Here is a big picture view drawn from multiple interviews. Workplace safety and health in the U.S. has long been marked by employers traveling in three different orbits:
- A select group of employers — prominently Fortune 200 multinationals and companies running high-hazard operations — have an embedded commitment to safety and health values, maintain mature health and safety systems, take the lead with EHS technology, and regularly deliver low incidence rates. They are well beyond compliance, with OSHA in the rear-view window. Their attitudes and practices will be least affected by any changes in Washington.
- Employers — the bad actors fortunately in the minority — put profits over people, often deliberately cut corners, put a premium on production and blame workers for incidents and injuries. Some aim for minimum OSHA compliance; some play the odds of never being inspected and skimp on safety. A full-time safety and health position on the payroll is unlikely. More likely is a high number of serious injuries. Fatalities are not uncommon.
- Most employers operate in between these polar opposites. Owners and managers don’t want to cause harm but also don’t have resources to do more than try to make sure they are complying. Jim Frederick said most have “iffy” safety and health programs.

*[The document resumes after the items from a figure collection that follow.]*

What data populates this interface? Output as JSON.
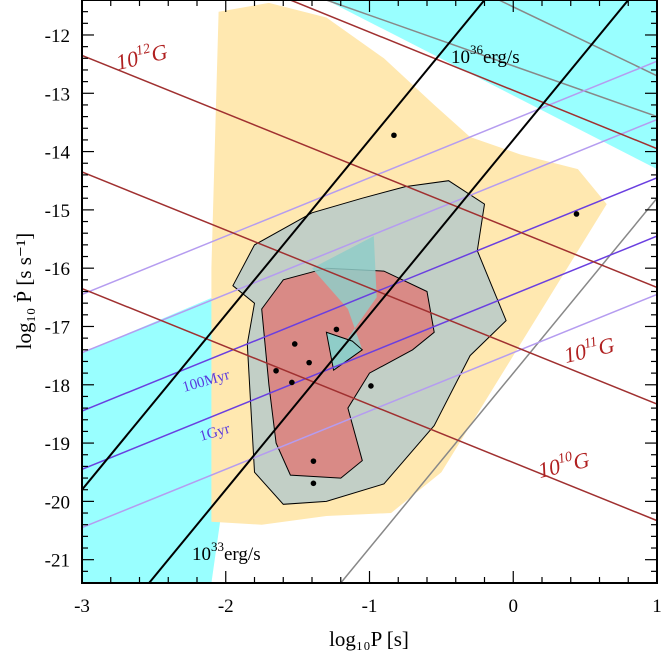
{
  "chart_data": {
    "type": "scatter",
    "xlabel": "log₁₀P [s]",
    "ylabel": "log₁₀ Ṗ [s s⁻¹]",
    "xlim": [
      -3,
      1
    ],
    "ylim": [
      -21.4,
      -11.4
    ],
    "x_ticks": [
      -3,
      -2,
      -1,
      0,
      1
    ],
    "x_tick_labels": [
      "-3",
      "-2",
      "-1",
      "0",
      "1"
    ],
    "y_ticks": [
      -21,
      -20,
      -19,
      -18,
      -17,
      -16,
      -15,
      -14,
      -13,
      -12
    ],
    "y_tick_labels": [
      "-21",
      "-20",
      "-19",
      "-18",
      "-17",
      "-16",
      "-15",
      "-14",
      "-13",
      "-12"
    ],
    "colors": {
      "cyan": "#99ffff",
      "yellow": "#ffe8b0",
      "gray": "#c2cfc6",
      "red": "#d98a86",
      "teal": "#8fcdc8",
      "green": "#c8f0b0",
      "field_line": "#a03030",
      "age_line_light": "#b59cf0",
      "age_line_dark": "#6a3fe0",
      "lum_line": "#000000",
      "gray_line": "#888888",
      "field_text": "#b02020",
      "age_text": "#5a3adf"
    },
    "points": [
      {
        "x": -0.83,
        "y": -13.72
      },
      {
        "x": 0.44,
        "y": -15.07
      },
      {
        "x": -1.23,
        "y": -17.05
      },
      {
        "x": -1.52,
        "y": -17.3
      },
      {
        "x": -1.42,
        "y": -17.62
      },
      {
        "x": -1.65,
        "y": -17.76
      },
      {
        "x": -1.54,
        "y": -17.96
      },
      {
        "x": -0.99,
        "y": -18.02
      },
      {
        "x": -1.39,
        "y": -19.31
      },
      {
        "x": -1.39,
        "y": -19.69
      }
    ],
    "lines": {
      "field": [
        {
          "name": "1e10",
          "x": [
            -3,
            1
          ],
          "y": [
            -16.35,
            -20.33
          ]
        },
        {
          "name": "1e11",
          "x": [
            -3,
            1
          ],
          "y": [
            -14.35,
            -18.33
          ]
        },
        {
          "name": "1e12",
          "x": [
            -3,
            1
          ],
          "y": [
            -12.35,
            -16.33
          ]
        },
        {
          "name": "1e13",
          "x": [
            -1.55,
            1
          ],
          "y": [
            -11.4,
            -13.95
          ]
        }
      ],
      "age": [
        {
          "name": "1Gyr",
          "x": [
            -3,
            1
          ],
          "y": [
            -20.45,
            -16.45
          ],
          "tone": "light"
        },
        {
          "name": "1Gyr",
          "x": [
            -3,
            1
          ],
          "y": [
            -19.45,
            -15.45
          ],
          "tone": "dark"
        },
        {
          "name": "100Myr",
          "x": [
            -3,
            1
          ],
          "y": [
            -18.45,
            -14.45
          ],
          "tone": "dark"
        },
        {
          "name": "10Myr",
          "x": [
            -3,
            1
          ],
          "y": [
            -17.45,
            -13.45
          ],
          "tone": "light"
        },
        {
          "name": "1Myr",
          "x": [
            -3,
            1
          ],
          "y": [
            -16.45,
            -12.45
          ],
          "tone": "light"
        }
      ],
      "luminosity": [
        {
          "name": "1e33",
          "x": [
            -3,
            1
          ],
          "y": [
            -22.8,
            -10.8
          ]
        },
        {
          "name": "1e36",
          "x": [
            -3,
            1
          ],
          "y": [
            -19.8,
            -7.8
          ]
        }
      ],
      "gray": [
        {
          "name": "death-line",
          "x": [
            -1.2,
            1
          ],
          "y": [
            -21.4,
            -14.8
          ]
        },
        {
          "name": "upper-a",
          "x": [
            -1.3,
            1
          ],
          "y": [
            -11.4,
            -13.4
          ]
        },
        {
          "name": "upper-b",
          "x": [
            -0.1,
            1
          ],
          "y": [
            -11.4,
            -12.7
          ]
        }
      ]
    },
    "regions": {
      "cyan_upper": [
        [
          -1.3,
          -11.4
        ],
        [
          1,
          -11.4
        ],
        [
          1,
          -14.3
        ],
        [
          -1.3,
          -11.4
        ]
      ],
      "cyan_lower": [
        [
          -3,
          -17.45
        ],
        [
          -1.8,
          -16.2
        ],
        [
          -2.1,
          -21.4
        ],
        [
          -3,
          -21.4
        ]
      ],
      "yellow": [
        [
          -2.05,
          -11.6
        ],
        [
          -1.7,
          -11.45
        ],
        [
          -1.3,
          -11.7
        ],
        [
          -0.9,
          -12.4
        ],
        [
          -0.55,
          -13.2
        ],
        [
          -0.3,
          -13.75
        ],
        [
          0.05,
          -14.05
        ],
        [
          0.45,
          -14.3
        ],
        [
          0.65,
          -14.9
        ],
        [
          0.4,
          -15.9
        ],
        [
          0.0,
          -17.5
        ],
        [
          -0.5,
          -19.5
        ],
        [
          -0.85,
          -20.2
        ],
        [
          -1.3,
          -20.25
        ],
        [
          -1.75,
          -20.4
        ],
        [
          -2.1,
          -20.35
        ],
        [
          -2.1,
          -16.0
        ]
      ],
      "green": [
        [
          -1.8,
          -16.6
        ],
        [
          -1.68,
          -16.6
        ],
        [
          -1.65,
          -19.5
        ],
        [
          -1.8,
          -19.5
        ]
      ],
      "gray": [
        [
          -1.95,
          -16.3
        ],
        [
          -1.8,
          -15.6
        ],
        [
          -1.4,
          -15.05
        ],
        [
          -1.05,
          -14.8
        ],
        [
          -0.75,
          -14.6
        ],
        [
          -0.45,
          -14.5
        ],
        [
          -0.2,
          -14.9
        ],
        [
          -0.25,
          -15.7
        ],
        [
          -0.15,
          -16.3
        ],
        [
          -0.05,
          -16.9
        ],
        [
          -0.3,
          -17.5
        ],
        [
          -0.55,
          -18.7
        ],
        [
          -0.9,
          -19.7
        ],
        [
          -1.3,
          -20.0
        ],
        [
          -1.6,
          -20.05
        ],
        [
          -1.8,
          -19.5
        ],
        [
          -1.85,
          -17.3
        ],
        [
          -1.8,
          -16.6
        ]
      ],
      "red": [
        [
          -1.75,
          -16.7
        ],
        [
          -1.6,
          -16.2
        ],
        [
          -1.3,
          -16.0
        ],
        [
          -0.9,
          -16.05
        ],
        [
          -0.6,
          -16.4
        ],
        [
          -0.55,
          -17.1
        ],
        [
          -0.7,
          -17.4
        ],
        [
          -1.0,
          -17.8
        ],
        [
          -1.15,
          -18.4
        ],
        [
          -1.05,
          -19.3
        ],
        [
          -1.2,
          -19.6
        ],
        [
          -1.55,
          -19.55
        ],
        [
          -1.65,
          -19.0
        ],
        [
          -1.7,
          -18.0
        ]
      ],
      "teal": [
        [
          -1.4,
          -16.0
        ],
        [
          -0.97,
          -15.45
        ],
        [
          -0.95,
          -16.5
        ],
        [
          -1.15,
          -17.2
        ],
        [
          -1.25,
          -17.75
        ],
        [
          -1.05,
          -17.4
        ],
        [
          -1.15,
          -16.7
        ]
      ],
      "teal_low": [
        [
          -1.12,
          -17.25
        ],
        [
          -1.05,
          -17.4
        ],
        [
          -1.25,
          -17.75
        ],
        [
          -1.3,
          -17.1
        ]
      ]
    },
    "annotations": [
      {
        "key": "b12",
        "base": "10",
        "exp": "12",
        "unit": "G"
      },
      {
        "key": "b11",
        "base": "10",
        "exp": "11",
        "unit": "G"
      },
      {
        "key": "b10",
        "base": "10",
        "exp": "10",
        "unit": "G"
      },
      {
        "key": "l36",
        "base": "10",
        "exp": "36",
        "unit": "erg/s"
      },
      {
        "key": "l33",
        "base": "10",
        "exp": "33",
        "unit": "erg/s"
      },
      {
        "key": "a100",
        "text": "100Myr"
      },
      {
        "key": "a1g",
        "text": "1Gyr"
      }
    ]
  }
}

These employers are most likely to be fence sitters. Some might cut spending levels on safety and health if a nationwide retreat on EHS values is widely publicized. Investments also could be cut if competitors upend a level playing field by spending less on safety and health outcomes, potentially gaining a business advantage.
One national metric indicating a downward spiral in safety and health practices and outcomes would be the Bureau of Labor Statistics’ annual injury, illness and fatality statistics. These are lagging performance indicators — what happens in 2025 and 2026 won’t be published until 2027 and 2028. Even then, numbers may be suspect if injuries are not reported because enforcement has declined.
In a worst-case scenario, the gap between committed and apathetic employers becomes a gulf in coming years. The best-case scenario shows injuries, illnesses and fatalities decreasing. But if, at best, the number of serious injuries and fatalities continue to stagnate, holding the line without performance improvements will be of no solace to the EHS profession.